If they were simply talking about (non-resource-bounded) Kolmogorov complexity, then $K$ would be uncomputable (otherwise you could use a machine computing $K$ to give short descriptions of the strings $x \in K$, since all you need to do is describe the machine and the length $n$ of $x$, and we have $K(x) = n$ yet $K(n) \leq \log n$), hence $B$ would be uncomputable as well.

However, the paper Abadi et al. reference (Hartmanis. Generalized Kolmogorov complexity and the structure of feasible computations. FOCS 1983.) uses a resource-bounded version Kolmogorov complexity. Let $U$ be an efficient universal Turing machine. Define $K_U[f(n), g(n)]$ to be the sets of strings $x$ such that there is a string $d$ of length $|d| \leq f(|x|)$ such that $x = U(d)$ and the computation of $U(d)$ takes at most $g(|x|)$ time. At the top of the second column on p. 444 of that paper, Hartmanis describes how to use this concept to construct a (computable) oracle relative to which $P \neq NP$.

Here is Hartmanis' idea, adapted to the Abadi et al. result. Let $tow_3(1)=2$ and $tow_3(n+1)=2^{2^{2^{n}}}$ (which I believe is the function you described). By standard diagonalization (e.g. as in the time hierarchy theorem), construct a tally set $C$ such that $C \subseteq \{1^{tow_3(n)} : n \geq 1\}$ and $C \in TIME[n^{\log n}] - P$. Now place the first string of length $tow_3(n)$ from $K[\log n, n^{\log n}] - K[\log n, n^{\log \log n}]$ into $K$ iff $1^{tow_3(n)} \in C$. Since $C = \{1^n : (\exists x)[|x|=n \text{ and } x \in K]\}$, we have $C \in NP^{K}$.

We also have $C \notin P^{K}$, hence $P^K \neq NP^K$. Suppose for the sake of contradiction that $C \in P^{K}$. Then there is a poly-time oracle machine $M$ such that $C = L(M^K)$. I claim that this implies $C \in P$ (without the oracle!), contradicting the construction of $C$. Here's the poly-time algorithm: on input $x = 1^{tow_3(n_0)}$:

1. Compute all strings in $K$ of length strictly less than $|x|$. This can be done in polynomial time because all such strings have length at most $\log \log \log |x|$, and we just need to test the computation of $U(d)$ on even smaller strings $d$, for amounts of time that are still very small compared to $|x|$.

2. Run $M(x)$, simulating oracle queries to smaller strings with the results of (1).
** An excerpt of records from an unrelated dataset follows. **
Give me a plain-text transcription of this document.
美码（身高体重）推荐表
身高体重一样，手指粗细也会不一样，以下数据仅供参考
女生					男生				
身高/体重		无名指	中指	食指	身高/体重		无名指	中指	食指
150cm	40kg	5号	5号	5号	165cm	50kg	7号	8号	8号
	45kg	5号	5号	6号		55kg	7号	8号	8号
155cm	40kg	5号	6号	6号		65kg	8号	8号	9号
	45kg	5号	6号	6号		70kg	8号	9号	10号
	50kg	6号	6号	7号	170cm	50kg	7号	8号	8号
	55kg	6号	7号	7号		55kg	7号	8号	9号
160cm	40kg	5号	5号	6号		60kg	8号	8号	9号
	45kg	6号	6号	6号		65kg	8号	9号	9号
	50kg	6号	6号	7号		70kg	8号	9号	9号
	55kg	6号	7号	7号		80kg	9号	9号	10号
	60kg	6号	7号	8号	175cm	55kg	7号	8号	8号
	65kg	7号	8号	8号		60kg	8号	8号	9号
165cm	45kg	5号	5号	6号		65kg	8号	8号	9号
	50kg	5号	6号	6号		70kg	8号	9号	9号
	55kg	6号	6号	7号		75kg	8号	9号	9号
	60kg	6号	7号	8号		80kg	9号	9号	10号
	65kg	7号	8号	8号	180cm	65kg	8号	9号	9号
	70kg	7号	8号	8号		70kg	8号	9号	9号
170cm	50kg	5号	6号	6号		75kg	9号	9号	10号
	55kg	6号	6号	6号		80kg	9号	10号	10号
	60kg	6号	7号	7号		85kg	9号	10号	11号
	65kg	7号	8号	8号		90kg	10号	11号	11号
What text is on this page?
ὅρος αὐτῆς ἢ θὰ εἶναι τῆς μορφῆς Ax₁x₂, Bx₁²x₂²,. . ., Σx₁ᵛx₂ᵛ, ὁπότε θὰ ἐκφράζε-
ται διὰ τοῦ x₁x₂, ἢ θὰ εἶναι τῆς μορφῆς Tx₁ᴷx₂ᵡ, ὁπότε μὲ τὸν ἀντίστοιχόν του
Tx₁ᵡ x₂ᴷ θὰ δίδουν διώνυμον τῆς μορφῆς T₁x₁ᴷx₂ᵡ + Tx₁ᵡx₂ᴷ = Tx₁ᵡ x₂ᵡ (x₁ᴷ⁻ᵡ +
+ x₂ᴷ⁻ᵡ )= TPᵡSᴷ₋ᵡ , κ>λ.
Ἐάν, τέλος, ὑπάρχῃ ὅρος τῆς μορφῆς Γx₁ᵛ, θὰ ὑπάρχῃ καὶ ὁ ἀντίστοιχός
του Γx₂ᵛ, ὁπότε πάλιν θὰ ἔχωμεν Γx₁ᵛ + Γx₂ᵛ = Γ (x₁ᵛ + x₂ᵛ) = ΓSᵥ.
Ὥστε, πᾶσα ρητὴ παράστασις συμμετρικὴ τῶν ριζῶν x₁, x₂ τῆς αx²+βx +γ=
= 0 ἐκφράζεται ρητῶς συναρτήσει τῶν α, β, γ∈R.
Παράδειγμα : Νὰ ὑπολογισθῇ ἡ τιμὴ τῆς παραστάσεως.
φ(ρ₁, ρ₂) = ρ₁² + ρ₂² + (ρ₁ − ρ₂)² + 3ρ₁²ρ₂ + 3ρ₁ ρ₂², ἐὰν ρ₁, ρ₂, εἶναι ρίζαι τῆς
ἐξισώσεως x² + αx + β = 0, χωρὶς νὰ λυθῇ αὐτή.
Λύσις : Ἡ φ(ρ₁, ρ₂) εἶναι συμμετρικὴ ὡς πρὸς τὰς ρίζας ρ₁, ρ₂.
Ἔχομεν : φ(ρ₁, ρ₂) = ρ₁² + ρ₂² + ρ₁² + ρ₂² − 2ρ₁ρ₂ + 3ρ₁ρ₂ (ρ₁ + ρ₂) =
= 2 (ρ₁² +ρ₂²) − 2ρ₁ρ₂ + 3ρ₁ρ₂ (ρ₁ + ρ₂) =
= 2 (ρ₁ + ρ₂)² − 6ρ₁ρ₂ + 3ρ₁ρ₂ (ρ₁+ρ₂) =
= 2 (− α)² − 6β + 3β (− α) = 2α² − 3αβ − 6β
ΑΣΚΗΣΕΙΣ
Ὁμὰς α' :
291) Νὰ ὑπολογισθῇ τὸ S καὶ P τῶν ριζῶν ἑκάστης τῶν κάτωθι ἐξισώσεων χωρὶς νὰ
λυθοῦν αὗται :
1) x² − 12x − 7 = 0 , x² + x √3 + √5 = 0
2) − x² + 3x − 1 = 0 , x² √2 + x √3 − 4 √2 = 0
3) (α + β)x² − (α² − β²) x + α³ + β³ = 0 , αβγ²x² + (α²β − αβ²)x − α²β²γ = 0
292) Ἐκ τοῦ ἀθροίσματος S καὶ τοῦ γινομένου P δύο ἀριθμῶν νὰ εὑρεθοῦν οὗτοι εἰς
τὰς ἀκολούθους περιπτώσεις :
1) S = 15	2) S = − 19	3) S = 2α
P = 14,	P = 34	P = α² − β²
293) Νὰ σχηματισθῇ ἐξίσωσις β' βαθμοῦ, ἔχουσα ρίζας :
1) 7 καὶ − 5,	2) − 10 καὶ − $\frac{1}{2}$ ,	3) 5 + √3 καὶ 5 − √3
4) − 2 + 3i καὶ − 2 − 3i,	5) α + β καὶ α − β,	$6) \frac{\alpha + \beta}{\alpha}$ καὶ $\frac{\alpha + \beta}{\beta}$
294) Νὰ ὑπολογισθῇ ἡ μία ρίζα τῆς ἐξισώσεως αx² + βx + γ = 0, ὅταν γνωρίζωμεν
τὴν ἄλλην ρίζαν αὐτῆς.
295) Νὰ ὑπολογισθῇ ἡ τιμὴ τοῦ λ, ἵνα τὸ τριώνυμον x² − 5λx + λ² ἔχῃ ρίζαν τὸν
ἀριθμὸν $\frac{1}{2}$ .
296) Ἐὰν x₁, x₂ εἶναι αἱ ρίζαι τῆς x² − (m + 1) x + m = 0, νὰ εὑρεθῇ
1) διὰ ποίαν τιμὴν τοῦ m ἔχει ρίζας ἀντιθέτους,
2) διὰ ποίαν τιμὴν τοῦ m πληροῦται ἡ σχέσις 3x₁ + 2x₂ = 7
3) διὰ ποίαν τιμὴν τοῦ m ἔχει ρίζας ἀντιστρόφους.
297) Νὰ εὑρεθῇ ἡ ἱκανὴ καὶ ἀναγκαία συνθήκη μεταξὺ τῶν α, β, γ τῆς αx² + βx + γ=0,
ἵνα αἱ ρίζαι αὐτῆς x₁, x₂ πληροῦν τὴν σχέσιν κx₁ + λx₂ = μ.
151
If $M(x)$ ever queries a string of length $|x|$, simulate that query with a "NO" answer.

The reason step (2) works it that, for sufficiently large input lengths, if there is a string $y \in K$ of that length, $M^K$ cannot query $y$, so we can simulate all such queries with a NO answer. If it did query $y$, then we would have $y \in K[\log n, n^k]$ (where $n^k$ bounds the run-time of $M$), contradicting the fact that we chose $y$ to be not in $K[\log n, n^{\log \log n}]$.